Les états B et C se caractérisent par leur mutabilité/souplesse car le système soit s’accommode soit mute en profondeur suite à la crise.

Les états A et B relèvent d’une logique de continuité dans la mesure où, soit le désordre introduit par la crise correspond à une parenthèse plus moins longue, mais circonscrite dans le temps, soit il donne lieu à une stratégie d’adaptation qui permet au système de persévérer dans son être.

Les états C et D relèvent d’une logique de discontinuité dans la mesure où la crise débouche soit sur une transformation radicale qui change la nature même du système initialement entré en crise, soit sur la rupture de fait que constitue la disparation du système initial.

Pour les sémioticiens (les autres lecteurs peuvent faire l’économie de ce paragraphe plus technique), on notera que l’on peut aussi représenter ces polarités sous la figure d’un carré sémiotique qui permet de déployer le couple initial « perpétuation du système » et « disparition du système » (voir tableau 2) en l’articulant à deux sub-contraires qui seraient « non-disparition du système » et « non-perpétuation du système ». La continuité correspond à la deixis positive (A+B) et la discontinuité à la deixis négative (C+D). Le méta-terme correspondant à A et D et celui de l’immutabilité qui se solde soit par la continuité soit par la disparition, le méta-terme correspondant à B et C est celui de la mutabilité sous forme d’adaptation ou de refondation.

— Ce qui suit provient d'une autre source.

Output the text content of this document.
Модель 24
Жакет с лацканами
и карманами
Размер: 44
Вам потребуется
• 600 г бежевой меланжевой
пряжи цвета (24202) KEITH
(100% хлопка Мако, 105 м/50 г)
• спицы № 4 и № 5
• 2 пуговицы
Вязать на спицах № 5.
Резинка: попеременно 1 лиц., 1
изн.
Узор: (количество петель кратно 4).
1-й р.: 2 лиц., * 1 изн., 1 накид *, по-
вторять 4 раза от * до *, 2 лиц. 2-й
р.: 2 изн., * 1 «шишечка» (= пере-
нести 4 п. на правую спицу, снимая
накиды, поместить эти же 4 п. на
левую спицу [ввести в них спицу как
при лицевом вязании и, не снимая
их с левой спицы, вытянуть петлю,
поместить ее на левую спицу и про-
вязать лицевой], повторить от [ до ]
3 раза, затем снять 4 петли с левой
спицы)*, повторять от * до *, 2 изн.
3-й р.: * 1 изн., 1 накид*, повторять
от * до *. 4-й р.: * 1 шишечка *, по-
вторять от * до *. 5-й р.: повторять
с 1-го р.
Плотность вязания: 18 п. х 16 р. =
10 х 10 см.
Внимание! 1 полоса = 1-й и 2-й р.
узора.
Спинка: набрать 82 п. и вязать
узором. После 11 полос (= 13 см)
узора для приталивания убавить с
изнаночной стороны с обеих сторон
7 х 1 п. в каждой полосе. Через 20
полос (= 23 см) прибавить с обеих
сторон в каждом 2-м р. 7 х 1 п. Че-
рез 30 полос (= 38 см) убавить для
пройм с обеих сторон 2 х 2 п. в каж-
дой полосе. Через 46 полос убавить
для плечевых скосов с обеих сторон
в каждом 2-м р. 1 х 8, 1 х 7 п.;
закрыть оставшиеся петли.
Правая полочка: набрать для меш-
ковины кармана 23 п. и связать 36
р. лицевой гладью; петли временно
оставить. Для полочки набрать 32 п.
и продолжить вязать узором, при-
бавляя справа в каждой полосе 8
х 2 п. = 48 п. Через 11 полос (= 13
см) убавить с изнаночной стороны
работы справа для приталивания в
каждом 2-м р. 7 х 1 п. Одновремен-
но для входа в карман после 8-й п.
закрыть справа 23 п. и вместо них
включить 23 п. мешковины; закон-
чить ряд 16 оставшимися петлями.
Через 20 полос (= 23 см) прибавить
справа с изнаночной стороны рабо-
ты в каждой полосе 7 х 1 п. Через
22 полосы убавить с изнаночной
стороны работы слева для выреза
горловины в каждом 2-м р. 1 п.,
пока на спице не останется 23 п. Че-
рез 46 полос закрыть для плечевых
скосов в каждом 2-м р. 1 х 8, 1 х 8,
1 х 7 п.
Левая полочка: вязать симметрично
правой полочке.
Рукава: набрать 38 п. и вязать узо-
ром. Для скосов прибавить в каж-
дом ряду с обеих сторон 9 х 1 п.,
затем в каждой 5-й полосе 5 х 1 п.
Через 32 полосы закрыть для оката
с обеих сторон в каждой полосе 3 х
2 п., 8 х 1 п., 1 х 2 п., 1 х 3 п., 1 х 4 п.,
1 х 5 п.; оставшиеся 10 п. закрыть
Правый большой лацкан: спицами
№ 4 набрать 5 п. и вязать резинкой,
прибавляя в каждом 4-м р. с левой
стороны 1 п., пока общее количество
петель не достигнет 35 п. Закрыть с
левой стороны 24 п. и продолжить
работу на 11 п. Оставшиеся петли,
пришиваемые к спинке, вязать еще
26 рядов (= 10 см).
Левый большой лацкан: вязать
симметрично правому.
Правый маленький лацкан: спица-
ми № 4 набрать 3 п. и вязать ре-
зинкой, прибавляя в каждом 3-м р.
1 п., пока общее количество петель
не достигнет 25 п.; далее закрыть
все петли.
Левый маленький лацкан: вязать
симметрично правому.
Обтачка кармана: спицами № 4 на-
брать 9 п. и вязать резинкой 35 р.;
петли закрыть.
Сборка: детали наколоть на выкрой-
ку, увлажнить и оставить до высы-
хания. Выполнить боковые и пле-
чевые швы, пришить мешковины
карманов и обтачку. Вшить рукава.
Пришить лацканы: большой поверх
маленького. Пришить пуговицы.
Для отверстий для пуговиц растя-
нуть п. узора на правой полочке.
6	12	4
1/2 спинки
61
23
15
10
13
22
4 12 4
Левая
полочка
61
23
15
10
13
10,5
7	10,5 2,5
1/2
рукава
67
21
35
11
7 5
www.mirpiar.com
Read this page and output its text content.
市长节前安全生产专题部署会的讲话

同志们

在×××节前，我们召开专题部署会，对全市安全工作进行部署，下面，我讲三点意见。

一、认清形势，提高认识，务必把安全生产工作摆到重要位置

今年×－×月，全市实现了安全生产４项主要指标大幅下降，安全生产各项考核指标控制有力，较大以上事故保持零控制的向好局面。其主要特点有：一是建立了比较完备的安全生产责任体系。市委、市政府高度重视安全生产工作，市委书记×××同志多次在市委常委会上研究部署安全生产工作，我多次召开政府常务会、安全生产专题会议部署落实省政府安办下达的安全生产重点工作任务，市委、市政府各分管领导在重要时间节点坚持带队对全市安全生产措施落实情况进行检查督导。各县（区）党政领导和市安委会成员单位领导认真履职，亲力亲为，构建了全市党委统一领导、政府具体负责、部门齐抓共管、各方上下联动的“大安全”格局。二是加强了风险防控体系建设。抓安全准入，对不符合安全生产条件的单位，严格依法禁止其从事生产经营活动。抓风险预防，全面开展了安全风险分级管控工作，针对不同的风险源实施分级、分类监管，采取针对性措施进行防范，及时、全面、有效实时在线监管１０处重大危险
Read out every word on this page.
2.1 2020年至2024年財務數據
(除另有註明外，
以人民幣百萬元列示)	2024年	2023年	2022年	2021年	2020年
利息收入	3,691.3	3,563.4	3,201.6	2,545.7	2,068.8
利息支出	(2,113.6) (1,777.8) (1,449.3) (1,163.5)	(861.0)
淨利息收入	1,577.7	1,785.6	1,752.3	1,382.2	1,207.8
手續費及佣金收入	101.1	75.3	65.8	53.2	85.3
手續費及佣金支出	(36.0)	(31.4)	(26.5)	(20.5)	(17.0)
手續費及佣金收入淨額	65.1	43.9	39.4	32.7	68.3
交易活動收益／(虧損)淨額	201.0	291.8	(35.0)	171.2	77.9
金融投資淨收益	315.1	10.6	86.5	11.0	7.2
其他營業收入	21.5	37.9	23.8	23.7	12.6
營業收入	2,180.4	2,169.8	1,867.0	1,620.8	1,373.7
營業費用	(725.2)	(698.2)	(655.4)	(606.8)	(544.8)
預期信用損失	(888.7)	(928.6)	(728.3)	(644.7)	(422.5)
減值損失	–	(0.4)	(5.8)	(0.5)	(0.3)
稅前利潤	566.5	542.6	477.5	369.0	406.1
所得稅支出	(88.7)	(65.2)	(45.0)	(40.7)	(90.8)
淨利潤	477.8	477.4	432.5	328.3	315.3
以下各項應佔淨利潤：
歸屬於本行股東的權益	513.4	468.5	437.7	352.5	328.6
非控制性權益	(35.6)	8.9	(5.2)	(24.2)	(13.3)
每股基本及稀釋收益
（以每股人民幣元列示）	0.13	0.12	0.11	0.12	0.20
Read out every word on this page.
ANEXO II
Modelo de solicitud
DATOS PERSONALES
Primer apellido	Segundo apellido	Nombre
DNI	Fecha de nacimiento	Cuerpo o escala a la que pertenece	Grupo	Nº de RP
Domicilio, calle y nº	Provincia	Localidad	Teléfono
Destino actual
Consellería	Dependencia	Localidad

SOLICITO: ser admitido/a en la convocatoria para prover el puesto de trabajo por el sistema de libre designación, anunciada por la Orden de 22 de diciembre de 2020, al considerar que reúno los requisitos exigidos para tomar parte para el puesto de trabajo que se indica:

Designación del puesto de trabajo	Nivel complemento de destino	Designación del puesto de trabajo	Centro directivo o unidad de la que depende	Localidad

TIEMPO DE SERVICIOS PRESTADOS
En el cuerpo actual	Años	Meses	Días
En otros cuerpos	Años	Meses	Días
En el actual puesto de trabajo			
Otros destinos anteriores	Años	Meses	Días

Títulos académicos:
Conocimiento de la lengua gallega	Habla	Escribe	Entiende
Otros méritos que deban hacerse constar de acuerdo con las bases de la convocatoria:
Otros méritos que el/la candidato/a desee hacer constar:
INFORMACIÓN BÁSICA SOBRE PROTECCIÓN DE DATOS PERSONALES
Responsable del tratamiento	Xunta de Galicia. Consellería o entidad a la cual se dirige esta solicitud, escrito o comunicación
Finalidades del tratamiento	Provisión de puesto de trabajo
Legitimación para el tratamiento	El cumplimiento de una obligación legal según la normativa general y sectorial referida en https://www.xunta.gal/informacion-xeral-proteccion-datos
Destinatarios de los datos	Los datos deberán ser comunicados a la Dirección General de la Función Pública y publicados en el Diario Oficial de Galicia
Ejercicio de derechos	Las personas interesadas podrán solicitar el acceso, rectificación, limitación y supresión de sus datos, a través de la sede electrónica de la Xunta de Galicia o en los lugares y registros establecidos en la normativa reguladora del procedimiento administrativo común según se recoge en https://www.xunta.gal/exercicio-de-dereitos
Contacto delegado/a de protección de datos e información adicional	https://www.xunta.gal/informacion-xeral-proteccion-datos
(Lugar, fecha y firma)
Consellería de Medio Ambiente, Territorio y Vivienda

Ce modèle décrivant les différents états de sortie de crise possibles, permet de mieux comprendre les postures prises aujourd’hui face à la crise économique que nous connaissons.

2. La crise économique de 2008

Notre but n’est pas ici de décrire ou d’expliquer une nouvelle fois la crise actuelle mais de voir comment elle est interprétée dans le champ socio-économique et politique. Si, en effet, il y a bien consensus sur sa gravité, on constate qu’il existe différentes manières bien différentes de lui donner sens et ce sont ces manières que l’on voudrait disposer selon les polarités définies plus haut de manière générique. On voudrait pour chaque pôle possible voir quelles sont les causes principalement mises en avant pour expliquer cette crise et quelles sont les solutions majeures proposées.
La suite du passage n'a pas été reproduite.